Before the sandwichAfter the sandwich

vg = vargram(data='path/to/<analysis.csv>')
vg.save('<my_vargram_data>.csv') # Ignored
vg.profile()
vg.show()

vg = vargram(data='path/to/<analysis.csv>')
vg.profile()
vg.show()
vg.key('<my_key>.csv') # Ignored

You can make more than one PAT sandwich:

Same instanceDifferent instances

vg = vargram(data='path/to/<analysis.csv>')

# PAT sandwich no. 1
vg.profile()
vg.aes(stack_color=['red', 'blue']) 
vg.show()
vg.save()
vg.key('<my_key>.csv') # Ignored, not inside a PAT sandwich

# PAT sandwich no. 2
vg.profile()
vg.aes(stack_color=['orange', 'blue']) 
vg.show()
vg.save()

vg1 = vargram(data='path/to/<first_analysis.csv>')
# PAT sandwich no. 1
vg1.profile()
vg1.aes(stack_title='Collecting Institution')
vg1.show()

vg2 = vargram(data='path/to/<second_analysis.csv>')
vg2.profile(threshold=20) # Ignored, only one plot method per sandwich--the latest plot method called before the first terminal method
# PAT sandwich no. 2
vg2.profile()
vg2.key('<my_key>.csv')
vg2.show()

Why is it like this?

Internally, the plot and aesthetic methods only capture their respective inputs and do nothing else. The terminal methods capture their respective inputs, trigger VARGRAM to process the data, and produce their respective outputs.

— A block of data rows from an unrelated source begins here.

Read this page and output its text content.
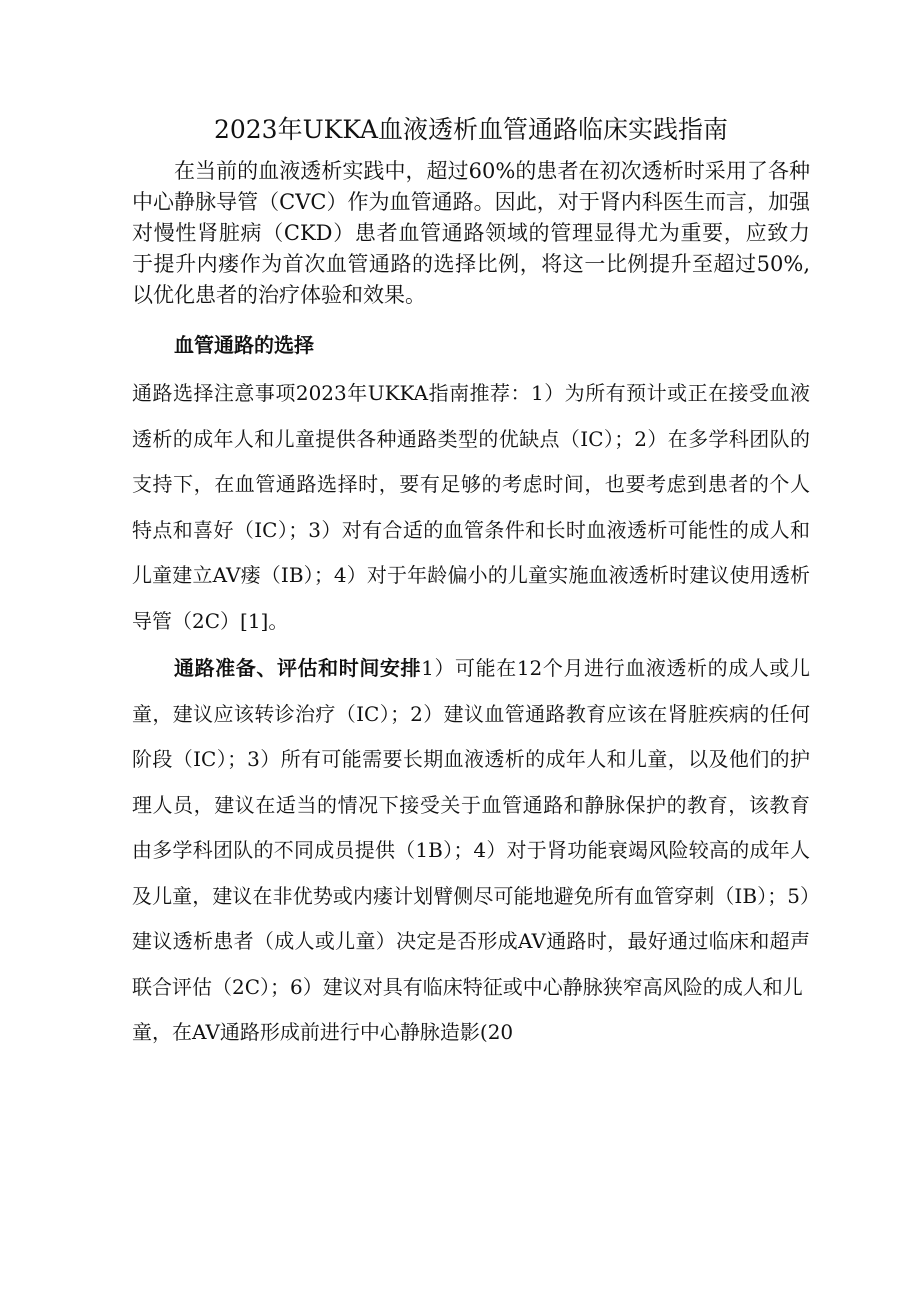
2023年UKKA血液透析血管通路临床实践指南

在当前的血液透析实践中，超过60%的患者在初次透析时采用了各种中心静脉导管（CVC）作为血管通路。因此，对于肾内科医生而言，加强对慢性肾脏病（CKD）患者血管通路领域的管理显得尤为重要，应致力于提升内瘘作为首次血管通路的选择比例，将这一比例提升至超过50%,以优化患者的治疗体验和效果。

血管通路的选择

通路选择注意事项2023年UKKA指南推荐：1）为所有预计或正在接受血液透析的成年人和儿童提供各种通路类型的优缺点（IC）；2）在多学科团队的支持下，在血管通路选择时，要有足够的考虑时间，也要考虑到患者的个人特点和喜好（IC）；3）对有合适的血管条件和长时血液透析可能性的成人和儿童建立AV瘘（IB）；4）对于年龄偏小的儿童实施血液透析时建议使用透析导管（2C）[1]。

通路准备、评估和时间安排1）可能在12个月进行血液透析的成人或儿童，建议应该转诊治疗（IC）；2）建议血管通路教育应该在肾脏疾病的任何阶段（IC）；3）所有可能需要长期血液透析的成年人和儿童，以及他们的护理人员，建议在适当的情况下接受关于血管通路和静脉保护的教育，该教育由多学科团队的不同成员提供（1B）；4）对于肾功能衰竭风险较高的成年人及儿童，建议在非优势或内瘘计划臂侧尽可能地避免所有血管穿刺（IB）；5）建议透析患者（成人或儿童）决定是否形成AV通路时，最好通过临床和超声联合评估（2C）；6）建议对具有临床特征或中心静脉狭窄高风险的成人和儿

童，在AV通路形成前进行中心静脉造影(20
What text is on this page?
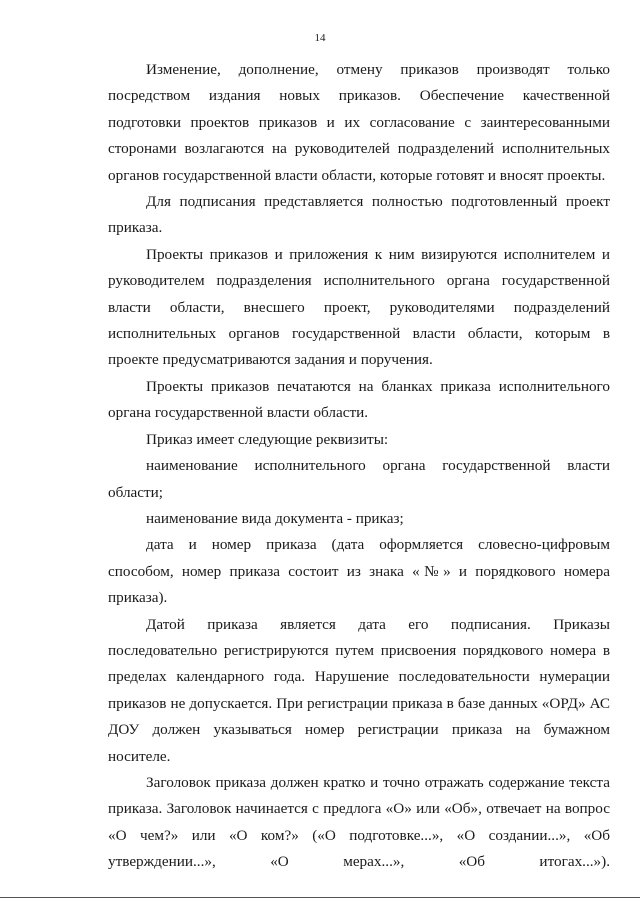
14

Изменение, дополнение, отмену приказов производят только посредством издания новых приказов. Обеспечение качественной подготовки проектов приказов и их согласование с заинтересованными сторонами возлагаются на руководителей подразделений исполнительных органов государственной власти области, которые готовят и вносят проекты.

Для подписания представляется полностью подготовленный проект приказа.

Проекты приказов и приложения к ним визируются исполнителем и руководителем подразделения исполнительного органа государственной власти области, внесшего проект, руководителями подразделений исполнительных органов государственной власти области, которым в проекте предусматриваются задания и поручения.

Проекты приказов печатаются на бланках приказа исполнительного органа государственной власти области.

Приказ имеет следующие реквизиты:

наименование исполнительного органа государственной власти области;

наименование вида документа - приказ;

дата и номер приказа (дата оформляется словесно-цифровым способом, номер приказа состоит из знака «№» и порядкового номера приказа).

Датой приказа является дата его подписания. Приказы последовательно регистрируются путем присвоения порядкового номера в пределах календарного года. Нарушение последовательности нумерации приказов не допускается. При регистрации приказа в базе данных «ОРД» АС ДОУ должен указываться номер регистрации приказа на бумажном носителе.

Заголовок приказа должен кратко и точно отражать содержание текста приказа. Заголовок начинается с предлога «О» или «Об», отвечает на вопрос «О чем?» или «О ком?» («О подготовке...», «О создании...», «Об утверждении...», «О мерах...», «Об итогах...»).
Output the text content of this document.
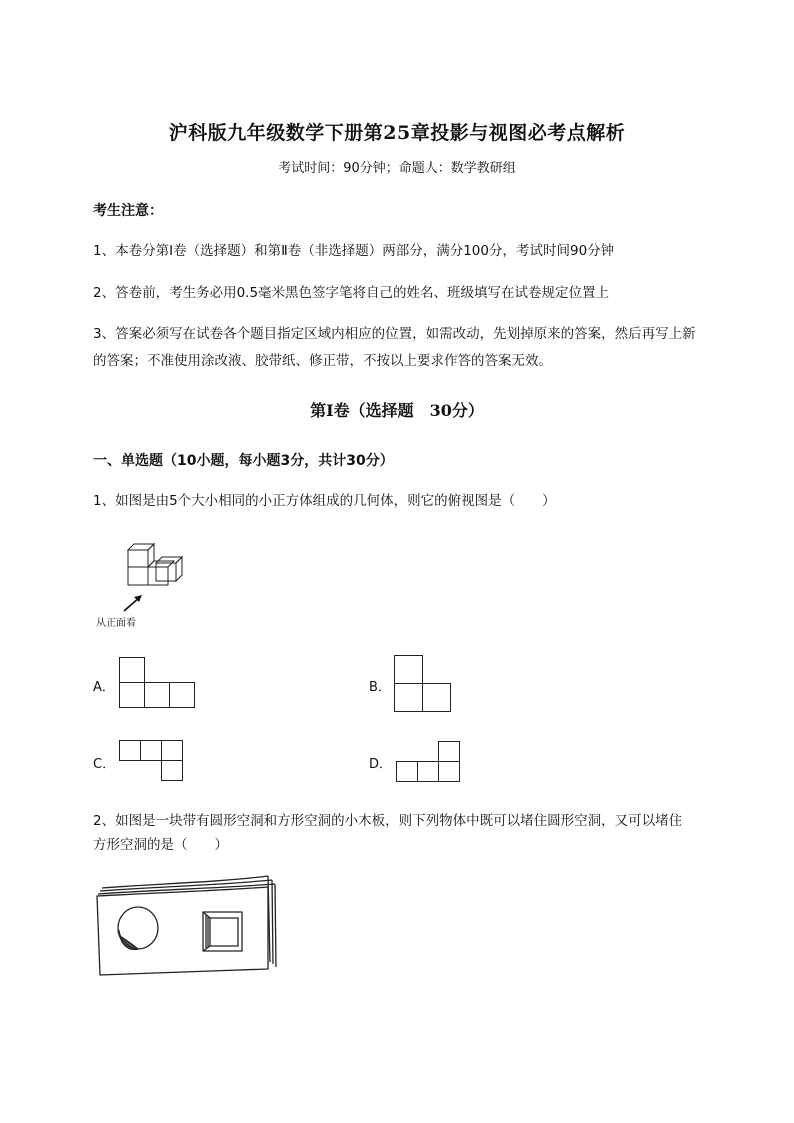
沪科版九年级数学下册第25章投影与视图必考点解析
考试时间：90分钟；命题人：数学教研组
考生注意：
1、本卷分第I卷（选择题）和第Ⅱ卷（非选择题）两部分，满分100分，考试时间90分钟
2、答卷前，考生务必用0.5毫米黑色签字笔将自己的姓名、班级填写在试卷规定位置上
3、答案必须写在试卷各个题目指定区域内相应的位置，如需改动，先划掉原来的答案，然后再写上新
的答案；不准使用涂改液、胶带纸、修正带，不按以上要求作答的答案无效。
第I卷（选择题　30分）
一、单选题（10小题，每小题3分，共计30分）
1、如图是由5个大小相同的小正方体组成的几何体，则它的俯视图是（　　）
从正面看
A．	B．
C．	D．
2、如图是一块带有圆形空洞和方形空洞的小木板，则下列物体中既可以堵住圆形空洞，又可以堵住
方形空洞的是（　　）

The first terminal method called in the sandwich notes the latest plot method before it and all other aesthetic methods (if there are any) inside the sandwich. Then, the data is processed accordingly. This is why all other methods outside the sandwich are ignored. Once the data is processed, all the respective outputs (e.g. generated figure, saved data, etc.) of the terminal methods in the sandwich are produced.